As I'd understand it, the core suggestion here is this: maybe there's no real disagreement here; some group of subjects say that such and such 'is a case of knowledge,' while philosophers and other subjects say that such and such is not a case of knowledge, and there's no genuine disagreement, because the former subjects don't mean knowledge by 'knowledge'.

So here's my question. (One question, anyway. I have a few more.) What does any of this have to do with concepts? As I understand it, it's a question about meaning and reference: what does the word 'knowledge' refer to in a given subject's mouth?
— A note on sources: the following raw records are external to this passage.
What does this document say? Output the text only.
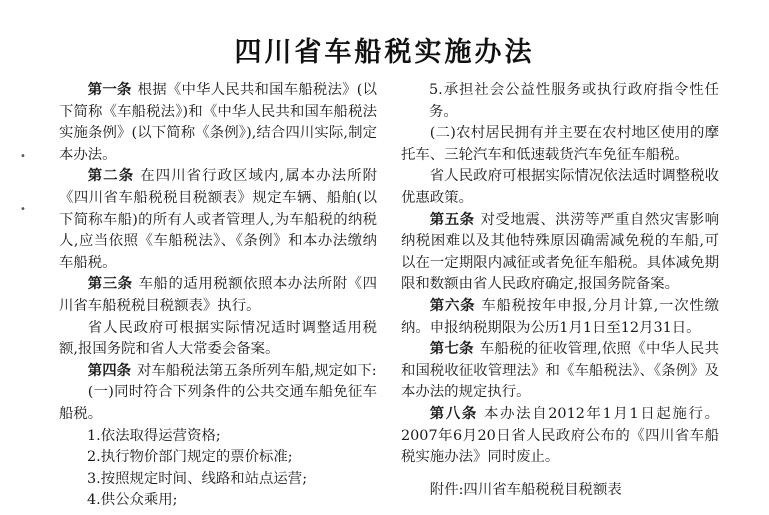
四川省车船税实施办法
•
•

第一条 根据《中华人民共和国车船税法》(以下简称《车船税法》)和《中华人民共和国车船税法实施条例》(以下简称《条例》),结合四川实际,制定本办法。

第二条 在四川省行政区域内,属本办法所附《四川省车船税税目税额表》规定车辆、船舶(以下简称车船)的所有人或者管理人,为车船税的纳税人,应当依照《车船税法》、《条例》和本办法缴纳车船税。

第三条 车船的适用税额依照本办法所附《四川省车船税税目税额表》执行。

省人民政府可根据实际情况适时调整适用税额,报国务院和省人大常委会备案。

第四条 对车船税法第五条所列车船,规定如下:

(一)同时符合下列条件的公共交通车船免征车船税。

1.依法取得运营资格;

2.执行物价部门规定的票价标准;

3.按照规定时间、线路和站点运营;

4.供公众乘用;

5.承担社会公益性服务或执行政府指令性任务。

(二)农村居民拥有并主要在农村地区使用的摩托车、三轮汽车和低速载货汽车免征车船税。

省人民政府可根据实际情况依法适时调整税收优惠政策。

第五条 对受地震、洪涝等严重自然灾害影响纳税困难以及其他特殊原因确需减免税的车船,可以在一定期限内减征或者免征车船税。具体减免期限和数额由省人民政府确定,报国务院备案。

第六条 车船税按年申报,分月计算,一次性缴纳。申报纳税期限为公历1月1日至12月31日。

第七条 车船税的征收管理,依照《中华人民共和国税收征收管理法》和《车船税法》、《条例》及本办法的规定执行。

第八条 本办法自2012年1月1日起施行。2007年6月20日省人民政府公布的《四川省车船税实施办法》同时废止。

附件:四川省车船税税目税额表
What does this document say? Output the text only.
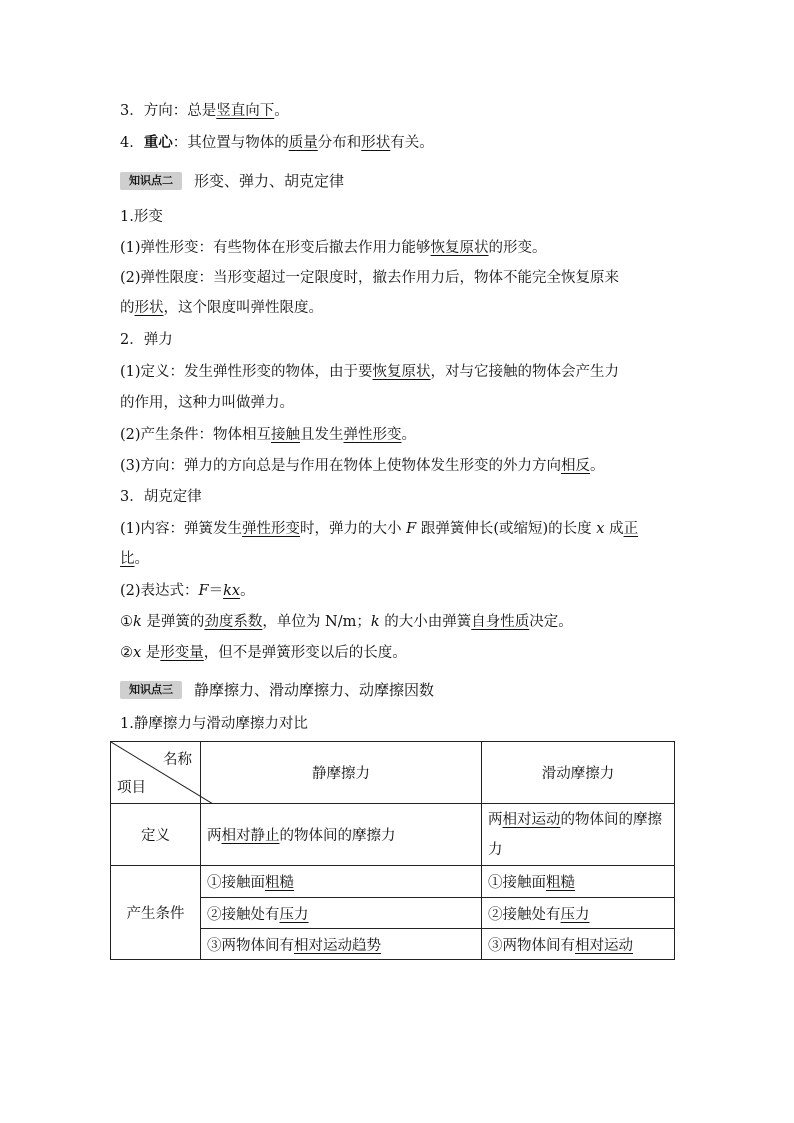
3．方向：总是竖直向下。
4．重心：其位置与物体的质量分布和形状有关。
知识点二 形变、弹力、胡克定律
1.形变
(1)弹性形变：有些物体在形变后撤去作用力能够恢复原状的形变。
(2)弹性限度：当形变超过一定限度时，撤去作用力后，物体不能完全恢复原来
的形状，这个限度叫弹性限度。
2．弹力
(1)定义：发生弹性形变的物体，由于要恢复原状，对与它接触的物体会产生力
的作用，这种力叫做弹力。
(2)产生条件：物体相互接触且发生弹性形变。
(3)方向：弹力的方向总是与作用在物体上使物体发生形变的外力方向相反。
3．胡克定律
(1)内容：弹簧发生弹性形变时，弹力的大小 F 跟弹簧伸长(或缩短)的长度 x 成正
比。
(2)表达式：F＝kx。
①k 是弹簧的劲度系数，单位为 N/m；k 的大小由弹簧自身性质决定。
②x 是形变量，但不是弹簧形变以后的长度。
知识点三 静摩擦力、滑动摩擦力、动摩擦因数
1.静摩擦力与滑动摩擦力对比
名称
项目	静摩擦力	滑动摩擦力
定义	两相对静止的物体间的摩擦力	两相对运动的物体间的摩擦力
产生条件	①接触面粗糙	①接触面粗糙
	②接触处有压力	②接触处有压力
	③两物体间有相对运动趋势	③两物体间有相对运动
One can run a little detour through concepts if one wants: word meanings are concepts; the concepts are different; so the word is ambiguous. But what, if anything, does this 'conceptual ascent' contribute? I rather suspect that it does more to distract than to help. Steve Stich's response to Sosa emphasizes concepts in a way that looks to me largely irrelevant:
There is a vast literature on concepts in philosophy and in psychology (Margolis and Laurence 1999; Murphy 2002; Machery forthcoming), and the question of how to individuate concepts is one of the most hotly debated issues in that literature. While it is widely agreed that for two concept tokens to be of the same type they must have the same content, there is a wide diversity of views on what is required for this condition to be met. On some theories, the sort of covert ambiguity that Sosa is betting on can be expected to be fairly common, while on others covert ambiguity is much harder to generate. For Fodor, for example, the fact that an East Asian pays more attention to communitarian factors while a Westerner emphasizes individualistic factors in applying the term ‘knowledge’ would be no reason at all to think that the concepts linked to their use of the term ‘knowledge’ have different contents (Fodor 1998).

But Fodor's theory of concepts is not a theory of word meanings. What bearing does it have on whether there might be an Asian-American idiolect in which 'knowledge' means something other than knowledge? (I do mean this as a serious question; I'm less fluent in Fodor than I'd like.)

To my mind, the sort of view that Ernie needs to be worrying about is not Fodor's but Burge's. More on that in a future post, I think. For now, just this question: is anything usefully gained by thinking about Sosa's suggestion here in terms of concepts?